早い話、そんな高校には馴染める訳もなかった。中学校の頃はチャリで近所の駄菓子屋に寄り道することすら不良の始まり的なことを感じていた私だ。

入学して最初の席は運悪く、内部の女子(中学校から高校に上がってくるメンバー)に囲まれた。茶髪のソバージュで新しいクラスにも馴染み切っている言動に、私は馴染めなかった。そんなイモのような私に興味を持ってくれる内部性がひとりだけいて、なんとかその子を頼りに生活が始まった。

しかし結局、無理して1年間を過ごすことになった。内部生は内部生の仲間がいて、そっちで自然に集まることも多い。私はどっちつかずのポジションで外部の人とも仲良くするチャンスを逃してしまった。なので、冬になっても移動教室は一人で行くという始末。後にも先にもこんなに孤独な学校生活はなかった。

そして二年生になり、待ちに待ったクラス替え。吹奏楽部で一緒のメンバーも同じクラスになり。今年は気のあいそうな友達に囲まれてやっていけそうな気がしていた。

ところが二年生の夏やすみ前になり、毎日微熱が出て、体がどことなくだるくて保健室に通うようになった。とにかく学校には来るが、体調が悪く保健室のソファーが私の指定席だった。

その後、私は半年間、保健室登校をすることになった。熱が出たり体がだるかったりしたのは、風邪などではなかった。メンタルの不調が体の症状として出てきた。
不思議なことに、保健室には通えていた。しかし、教室には入れないという状況。

高二になって友達はできたし、文化祭の劇の練習もしていた。沖縄戦の兵士役(ハーモニカを吹いて、その後血も吹いて死ぬという大役)としても張り切っていたのに、体のコントロールが効かない。なんとか、兵士を演じ終えた頃、全て燃え尽きたように鬱になった。

でも、保健室で先生の姿を見たら安心していた。雑用も手伝ったし、おしゃべり、時々カウンセリング的なこともした。そして家に帰りたくない時は、先生の家にも泊まりに行った。先生はご主人、息子2人の4人暮らし。そこに遠慮なく仲間入りした。そして、翌日は家まで送ってくれた。

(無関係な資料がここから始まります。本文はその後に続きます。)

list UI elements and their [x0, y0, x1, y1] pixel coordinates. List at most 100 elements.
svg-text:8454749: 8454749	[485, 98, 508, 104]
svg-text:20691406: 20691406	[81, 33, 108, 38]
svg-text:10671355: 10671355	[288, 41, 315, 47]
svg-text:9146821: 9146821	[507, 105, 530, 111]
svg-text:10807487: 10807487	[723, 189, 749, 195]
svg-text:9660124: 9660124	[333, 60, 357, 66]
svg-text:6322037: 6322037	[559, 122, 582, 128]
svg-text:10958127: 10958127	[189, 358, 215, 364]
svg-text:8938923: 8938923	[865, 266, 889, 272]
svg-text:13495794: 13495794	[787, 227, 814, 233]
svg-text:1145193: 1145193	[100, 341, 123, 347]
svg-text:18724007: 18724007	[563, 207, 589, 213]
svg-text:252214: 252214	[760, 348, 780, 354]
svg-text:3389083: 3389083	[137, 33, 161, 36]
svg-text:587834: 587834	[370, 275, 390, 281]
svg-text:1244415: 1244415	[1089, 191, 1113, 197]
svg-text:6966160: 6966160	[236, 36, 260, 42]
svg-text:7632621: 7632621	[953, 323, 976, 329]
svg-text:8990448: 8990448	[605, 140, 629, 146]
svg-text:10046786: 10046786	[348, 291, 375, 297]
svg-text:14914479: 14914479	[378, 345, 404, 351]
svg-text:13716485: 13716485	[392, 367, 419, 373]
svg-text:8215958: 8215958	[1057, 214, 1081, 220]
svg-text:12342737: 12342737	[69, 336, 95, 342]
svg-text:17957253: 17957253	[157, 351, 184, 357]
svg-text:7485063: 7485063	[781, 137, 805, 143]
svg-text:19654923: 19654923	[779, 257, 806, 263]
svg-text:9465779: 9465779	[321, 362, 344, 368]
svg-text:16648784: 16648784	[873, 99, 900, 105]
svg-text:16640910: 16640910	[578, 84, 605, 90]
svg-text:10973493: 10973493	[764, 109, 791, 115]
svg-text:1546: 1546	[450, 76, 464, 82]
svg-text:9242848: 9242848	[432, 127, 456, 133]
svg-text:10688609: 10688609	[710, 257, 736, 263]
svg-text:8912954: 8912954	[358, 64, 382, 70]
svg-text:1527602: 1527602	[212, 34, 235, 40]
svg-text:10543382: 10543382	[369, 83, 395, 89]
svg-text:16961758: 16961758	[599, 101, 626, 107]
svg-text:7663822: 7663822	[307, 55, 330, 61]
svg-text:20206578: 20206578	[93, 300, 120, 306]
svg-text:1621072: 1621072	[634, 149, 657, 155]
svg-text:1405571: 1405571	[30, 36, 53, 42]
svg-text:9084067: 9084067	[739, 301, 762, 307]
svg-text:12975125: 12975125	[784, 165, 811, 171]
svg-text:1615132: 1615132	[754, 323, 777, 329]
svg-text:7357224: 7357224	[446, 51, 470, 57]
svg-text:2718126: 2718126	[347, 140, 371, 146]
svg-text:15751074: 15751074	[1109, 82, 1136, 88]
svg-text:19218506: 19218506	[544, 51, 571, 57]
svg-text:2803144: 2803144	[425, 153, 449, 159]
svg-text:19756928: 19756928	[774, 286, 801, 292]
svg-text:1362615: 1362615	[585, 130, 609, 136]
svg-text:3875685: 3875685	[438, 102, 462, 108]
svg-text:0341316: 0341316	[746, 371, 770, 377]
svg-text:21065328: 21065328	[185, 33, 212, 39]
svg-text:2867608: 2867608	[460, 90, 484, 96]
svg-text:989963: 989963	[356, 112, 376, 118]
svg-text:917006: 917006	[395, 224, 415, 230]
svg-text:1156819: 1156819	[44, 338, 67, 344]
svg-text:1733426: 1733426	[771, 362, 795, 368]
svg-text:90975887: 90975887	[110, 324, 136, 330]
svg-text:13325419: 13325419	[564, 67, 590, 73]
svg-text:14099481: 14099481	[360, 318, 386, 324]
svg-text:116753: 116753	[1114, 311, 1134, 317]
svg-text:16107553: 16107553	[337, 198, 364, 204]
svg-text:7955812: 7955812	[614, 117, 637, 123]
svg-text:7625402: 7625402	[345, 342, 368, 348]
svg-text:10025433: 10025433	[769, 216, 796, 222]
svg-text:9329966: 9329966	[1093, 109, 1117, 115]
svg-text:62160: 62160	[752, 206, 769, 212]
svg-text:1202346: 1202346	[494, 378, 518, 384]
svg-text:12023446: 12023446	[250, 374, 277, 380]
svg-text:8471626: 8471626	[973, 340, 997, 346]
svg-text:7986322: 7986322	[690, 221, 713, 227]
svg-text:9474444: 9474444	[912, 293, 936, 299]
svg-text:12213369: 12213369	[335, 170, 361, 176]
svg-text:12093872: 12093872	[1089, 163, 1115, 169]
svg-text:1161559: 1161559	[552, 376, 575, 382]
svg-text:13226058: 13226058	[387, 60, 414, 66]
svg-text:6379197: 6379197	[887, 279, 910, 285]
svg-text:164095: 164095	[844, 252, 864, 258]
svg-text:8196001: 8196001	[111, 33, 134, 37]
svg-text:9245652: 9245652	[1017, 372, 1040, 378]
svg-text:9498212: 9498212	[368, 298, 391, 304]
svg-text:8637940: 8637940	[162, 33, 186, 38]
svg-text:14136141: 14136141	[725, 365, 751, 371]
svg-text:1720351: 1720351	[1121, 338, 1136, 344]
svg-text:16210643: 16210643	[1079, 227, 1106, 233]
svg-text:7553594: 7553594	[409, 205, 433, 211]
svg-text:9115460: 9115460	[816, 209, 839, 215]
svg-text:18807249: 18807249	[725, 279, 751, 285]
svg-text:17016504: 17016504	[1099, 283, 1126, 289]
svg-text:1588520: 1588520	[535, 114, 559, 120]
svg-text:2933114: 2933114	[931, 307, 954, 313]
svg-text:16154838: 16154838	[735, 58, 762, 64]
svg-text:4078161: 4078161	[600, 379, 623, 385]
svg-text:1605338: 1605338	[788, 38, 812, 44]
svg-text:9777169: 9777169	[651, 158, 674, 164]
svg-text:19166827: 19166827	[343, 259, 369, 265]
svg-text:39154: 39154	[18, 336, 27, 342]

こうして高三になったある日、校舎の三階にある教室のロッカーに物を取りに行った。そして廊下のロッカーを探り終えた時、先生がポンと私の背中を押した。私は、あっと思ったが、片足が教室に入ってしまった。そして恐る恐る教室の中を見ると、新しいクラスメイトがこっちを見て、私の机を案内してくれた。物を取りにきただけなのに、そのまま私は椅子に座って授業を受けた。みんな自然で優しかった。そして廊下を見ると、先生がニヤっと笑っていた。

私はその高校を卒業し、看護師になり、留学し、結婚し、子供ができ、その節目には必ず先生に連絡していた。先生は私の全てを静かに聞いてくれた。でもその度に思った、先生の病気は会うたびに進行している。すぐに亡くなる病ではないけれど、途中命の危機もあった。

そんな先生からの電話。
「しおりさん、カラオケいこ!」
「先生、今日は夕方から東京行くから難しいの、来週絶対行く!」
「いや、今日じゃないとだめ!」
「今日じゃないと?」

一瞬考えた。もし、本当に今日会わなくて、先生が亡くなったら絶対後悔すると思った。